George Alexander Spater (May 3, 1909 – June 14, 1984) was chairman of American Airlines from 1968 until 1973, when he became the first of several corporate executives to voluntarily admit having made illegal corporate contributions to President Nixon's re-election campaign. After retiring from American Airlines, he wrote well-regarded biographies of Virginia Woolf and William Cobbett.
He was born in Detroit, Michigan, graduated from the University of Michigan in 1930 with an A.B. degree magna cum laude. He was associated with the Michigan Daily there. He earned a law degree from University of Michigan Law School in 1933.
In 1935 he was admitted to the bar. He spent most of his law career working in aviation advising in particular Eastern Airlines and Transcontinental Air Transport (forerunner of TWA). He worked at Chadbourne, Parke, Whiteside and Wolff in New York and was a partner there in 1942–1958.
He left Chadbourne in 1959 to join American Airlines as Executive Vice President and General Counsel. He was elected Vice Chairman in 1967 and President and Chief Executive in 1968 succeeding company founder C.R. Smith.

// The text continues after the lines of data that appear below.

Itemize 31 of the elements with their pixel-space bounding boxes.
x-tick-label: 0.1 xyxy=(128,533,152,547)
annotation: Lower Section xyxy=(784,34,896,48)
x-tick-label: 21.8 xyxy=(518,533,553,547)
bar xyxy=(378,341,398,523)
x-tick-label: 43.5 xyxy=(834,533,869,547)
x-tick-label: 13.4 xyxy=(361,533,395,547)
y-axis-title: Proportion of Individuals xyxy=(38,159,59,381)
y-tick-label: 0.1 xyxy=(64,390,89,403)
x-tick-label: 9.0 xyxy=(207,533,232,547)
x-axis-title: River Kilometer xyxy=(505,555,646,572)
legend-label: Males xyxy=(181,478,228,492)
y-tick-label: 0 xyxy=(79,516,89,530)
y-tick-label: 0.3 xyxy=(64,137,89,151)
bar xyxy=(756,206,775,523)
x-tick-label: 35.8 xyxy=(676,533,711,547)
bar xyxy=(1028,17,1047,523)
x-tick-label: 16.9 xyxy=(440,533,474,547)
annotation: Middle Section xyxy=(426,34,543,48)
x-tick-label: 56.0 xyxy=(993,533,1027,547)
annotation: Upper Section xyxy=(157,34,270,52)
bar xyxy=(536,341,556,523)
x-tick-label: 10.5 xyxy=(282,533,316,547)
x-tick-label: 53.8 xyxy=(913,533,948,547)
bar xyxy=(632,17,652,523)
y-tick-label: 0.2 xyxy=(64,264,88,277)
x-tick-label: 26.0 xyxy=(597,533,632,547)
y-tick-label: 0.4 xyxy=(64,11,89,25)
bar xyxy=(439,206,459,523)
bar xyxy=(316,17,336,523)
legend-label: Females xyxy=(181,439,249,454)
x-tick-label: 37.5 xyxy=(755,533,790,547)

Spater got caught in the investigations into the Watergate scandal and had to resign from American and was disbarred over illegal $55,000 contribution to the Committee for the Re-Election of the President—although Spater was never charged or prosecuted. Spater's problems were traced to a meeting with Herbert Kalmbach at the 21 Club in which he was told that anybody contributing $100,000 to CREP would be treated as a "special class." While deciding what to do Spater subsequently said that Smith sent him four checks for $5,000 made out to "cash" with a note saying he might need the extra cash. He then gave the $20,000 to CREP in $100 bills (which was legal since it involved personal accounts). Still short of the $100,000 quota, he then authorized a $55,000 off the books transaction involving a safe at American Airlines headquarters in New York. When a lawsuit by Common Cause revealed the contribution, he was sacked by the American board and Smith returned as interim CEO.
Spater lost his law license and his position with American Airlines because of his role in the illegal campaign contributions. He subsequently moved to England, where he wrote biographies about William Cobbett and Virginia Woolf. Reviewing the Cobbett biography in the New York Times, William Safire wrote that "Mr. Spater's much-needed new biography of the first media giant is thorough, solid, usefully illustrated and satisfyingly annotated, a scholarly labor of love that adds significantly to the literature about a historic figure too long overlooked by Americans." He died in White River Junction, Vermont.